BASS

Oklahoma angler Jason Christie.

 If you’ve witnessed a bevy of boats in and around the Muskogee area this week, chances are you’re not alone.  

   What started Thursday and continues through Saturday,  talented anglers from Oklahoma, as well as from across the nation, will be competing in the Bassmaster Central Open, which is headquartered out of Three Forks Harbor on the Arkansas River in Muskogee. 

    Unlike the Bassmaster Elite Series, boaters are paired with non-boaters.  

    According to Justin O’Neal with the Greater Muskogee Area Chamber of Commerce, there are 350 anglers entered in the tournament.  

     This event generates revenue to local businesses such as restaurants, hotels, and others. This is especially welcome news coming off the flooding of a year ago and the drawdown of the river afterwards to make repairs to the Webbers Falls Lock and Dam.  

     “Unlike many other activities, this event allows for social distancing” said O’Neal. “We are still trying to rebuild from the flood.”   

Friday, June 19th, the weigh-ins will begin at 1 p.m. at Three Forks Harbor. 

     O’Neal encouraged the public to come out and bring their lawn chairs. 

 After the weigh-ins on Friday, the top 12 boaters and top 12 non-boaters fishing on Saturday will be announced.  

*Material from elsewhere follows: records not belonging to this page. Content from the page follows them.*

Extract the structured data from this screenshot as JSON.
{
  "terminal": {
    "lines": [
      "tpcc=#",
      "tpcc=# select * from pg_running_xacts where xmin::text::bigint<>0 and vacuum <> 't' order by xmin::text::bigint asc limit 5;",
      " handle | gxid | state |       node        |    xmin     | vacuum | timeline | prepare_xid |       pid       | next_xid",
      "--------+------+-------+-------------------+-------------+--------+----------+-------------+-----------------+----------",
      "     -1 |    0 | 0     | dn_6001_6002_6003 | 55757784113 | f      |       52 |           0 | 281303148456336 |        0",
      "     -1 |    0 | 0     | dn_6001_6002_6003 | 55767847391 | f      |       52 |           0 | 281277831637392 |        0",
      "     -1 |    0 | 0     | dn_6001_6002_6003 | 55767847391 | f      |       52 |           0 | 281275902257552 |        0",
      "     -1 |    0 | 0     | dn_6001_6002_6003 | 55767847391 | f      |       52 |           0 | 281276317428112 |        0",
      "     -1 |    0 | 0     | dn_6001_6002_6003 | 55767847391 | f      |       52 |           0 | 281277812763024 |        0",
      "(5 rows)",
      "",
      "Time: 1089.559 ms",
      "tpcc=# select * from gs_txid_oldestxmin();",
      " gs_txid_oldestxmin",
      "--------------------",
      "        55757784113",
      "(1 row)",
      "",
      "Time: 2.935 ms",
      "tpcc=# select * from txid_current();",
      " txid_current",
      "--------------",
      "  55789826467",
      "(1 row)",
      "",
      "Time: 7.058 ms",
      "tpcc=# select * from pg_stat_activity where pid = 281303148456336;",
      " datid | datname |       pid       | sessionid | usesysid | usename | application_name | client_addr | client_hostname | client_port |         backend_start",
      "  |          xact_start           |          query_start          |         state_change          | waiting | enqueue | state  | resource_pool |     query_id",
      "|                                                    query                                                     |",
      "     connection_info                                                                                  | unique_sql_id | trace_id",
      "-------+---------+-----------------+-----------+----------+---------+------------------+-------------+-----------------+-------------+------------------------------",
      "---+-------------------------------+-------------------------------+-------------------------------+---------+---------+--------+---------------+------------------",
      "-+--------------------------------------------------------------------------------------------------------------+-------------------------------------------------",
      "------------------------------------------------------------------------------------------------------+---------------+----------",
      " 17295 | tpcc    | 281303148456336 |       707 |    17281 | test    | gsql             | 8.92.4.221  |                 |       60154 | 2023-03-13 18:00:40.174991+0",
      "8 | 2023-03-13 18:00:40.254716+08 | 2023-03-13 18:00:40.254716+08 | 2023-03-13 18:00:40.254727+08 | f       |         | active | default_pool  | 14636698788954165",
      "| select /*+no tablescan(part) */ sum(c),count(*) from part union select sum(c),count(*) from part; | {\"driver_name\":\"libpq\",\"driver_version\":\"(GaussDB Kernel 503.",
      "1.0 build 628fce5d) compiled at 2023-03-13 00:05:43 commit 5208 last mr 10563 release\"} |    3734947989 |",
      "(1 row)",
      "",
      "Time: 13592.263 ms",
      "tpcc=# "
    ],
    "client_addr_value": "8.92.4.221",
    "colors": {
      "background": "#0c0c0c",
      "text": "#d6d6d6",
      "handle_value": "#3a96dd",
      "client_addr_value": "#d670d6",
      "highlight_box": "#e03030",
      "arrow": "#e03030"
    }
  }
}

     For the finals, Saturday, June 20th, the weigh-ins will begin at 2 p.m. 

     The Bassmaster Opens are the gateways to the big leagues for the weekend warrior fishermen. 

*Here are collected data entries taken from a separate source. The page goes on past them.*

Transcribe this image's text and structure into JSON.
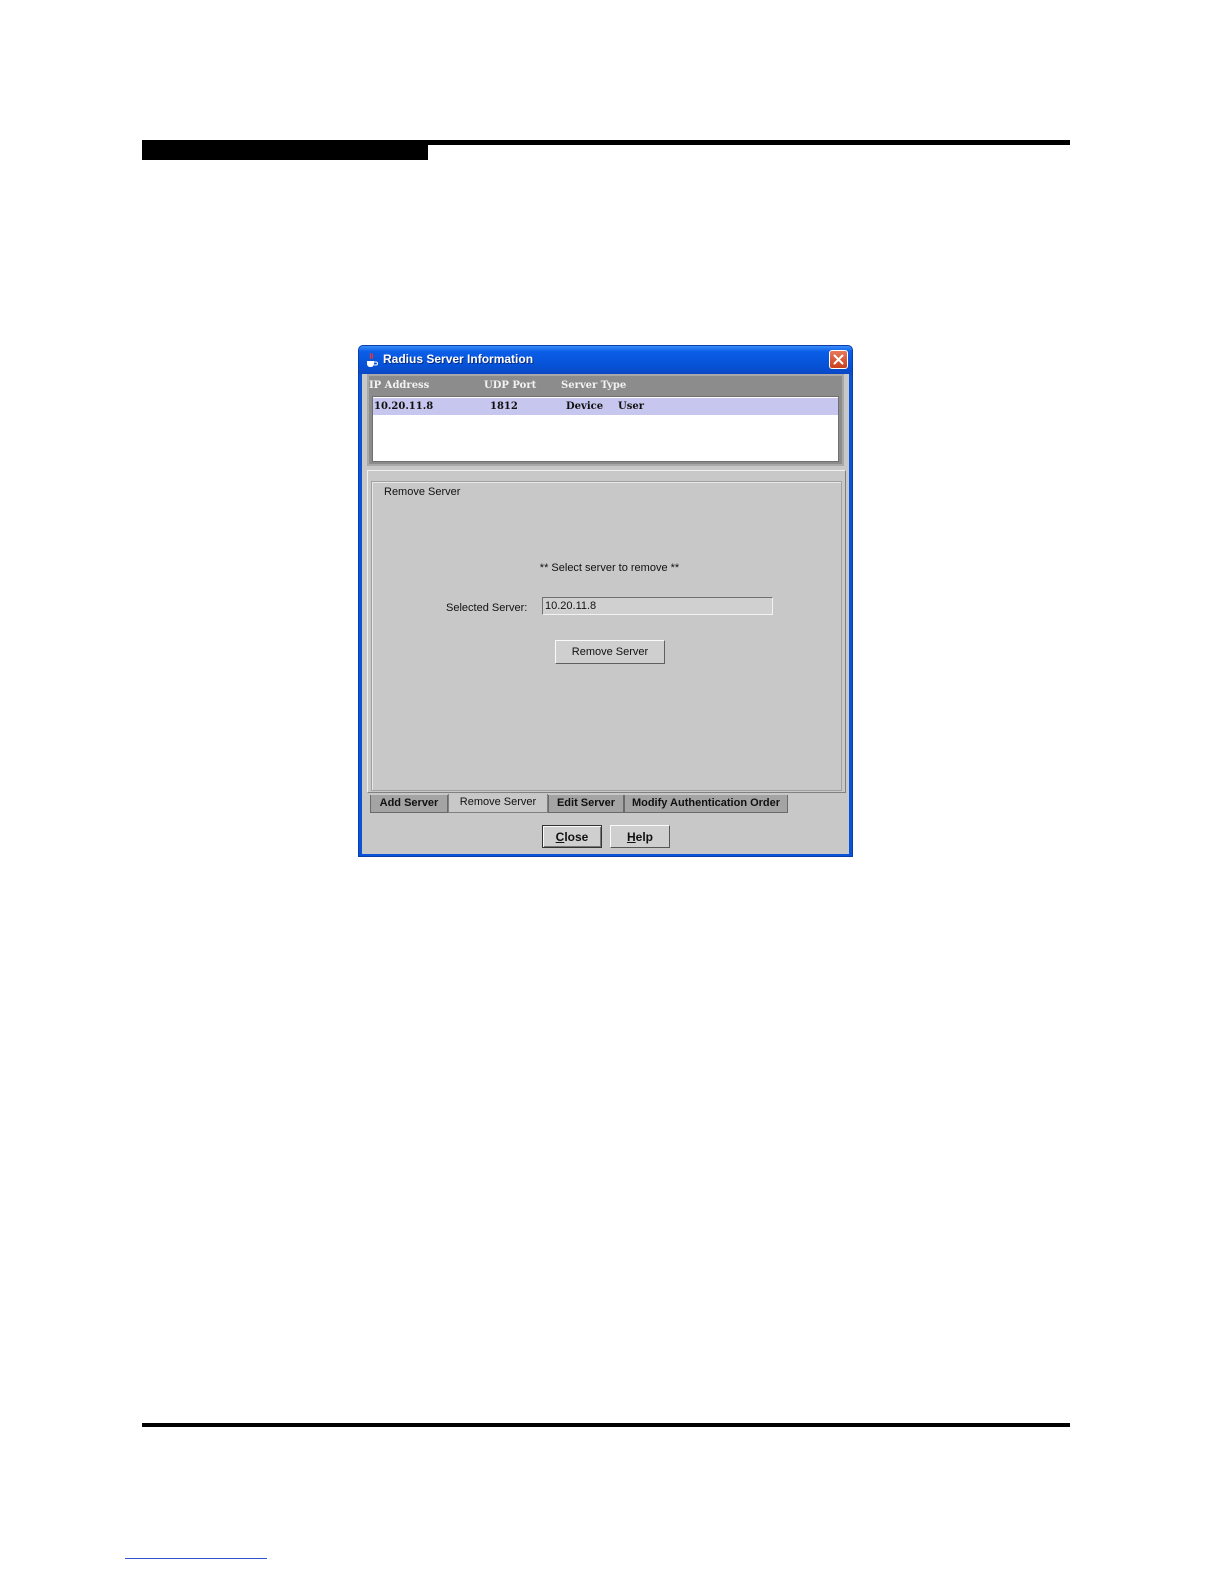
{
  "window": {
    "title": "Radius Server Information",
    "icon": "java-cup-icon"
  },
  "table": {
    "columns": [
      "IP Address",
      "UDP Port",
      "Server Type"
    ],
    "rows": [
      {
        "ip": "10.20.11.8",
        "port": "1812",
        "type_device": "Device",
        "type_user": "User"
      }
    ]
  },
  "panel": {
    "group_label": "Remove Server",
    "hint": "** Select server to remove **",
    "selected_label": "Selected Server:",
    "selected_value": "10.20.11.8",
    "remove_button": "Remove Server"
  },
  "tabs": [
    {
      "label": "Add Server",
      "active": false
    },
    {
      "label": "Remove Server",
      "active": true
    },
    {
      "label": "Edit Server",
      "active": false
    },
    {
      "label": "Modify Authentication Order",
      "active": false
    }
  ],
  "buttons": {
    "close_mnemonic": "C",
    "close_rest": "lose",
    "help_mnemonic": "H",
    "help_rest": "elp"
  },
  "colors": {
    "titlebar": "#0652d6",
    "selected_row": "#c6c6ee",
    "dialog_bg": "#c8c8c8"
  }
}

     From Oklahoma, there are 32 boaters and 40 non-boaters registered.  

     Jason Christie, a professional angler from Park Hill, has a wealth of knowledge on fishing the river. Christie has fished the river since he was a teenager with his dad and uncle. He has to be considered one of the favorites. 

     “The fishing is tough. If they are not running current, it will be double-tough,” said Christie. “The river changes every year but, in particular, this last year brought many changes because of the historic flooding. Places that you used to fish may be high and dry. On the other end of the spectrum, places that were shallow may have 20 feet of water now.” 

     Christie told me late Monday that he had not found a concentrated area that was holding fish. 

     Some anglers will want to lock through the navigation systems, whether to lock through and go up to the Verdigris River or to lock down and go to the Kerr Reservoir. 

      An interesting sidelight, all commercial barges take priority in the lock and dam system, as always. 

    With the shortened fishing hours, if you lock through to Kerr, it only leaves you about three hours to fish and return to the weigh-in. 

    I spoke with local businessman, Mike Hitt of Mike’s Outdoors. He said although most professionals bring their own lures given to them by sponsors, the traffic through his shop have been good this week. 

     “The local restaurants and hotels are the real winners,” Hitt said. 

     I’m happy to say that the fisheries of Oklahoma are fast becoming a Mecca for fishing competitions. Let’s keep ‘em coming.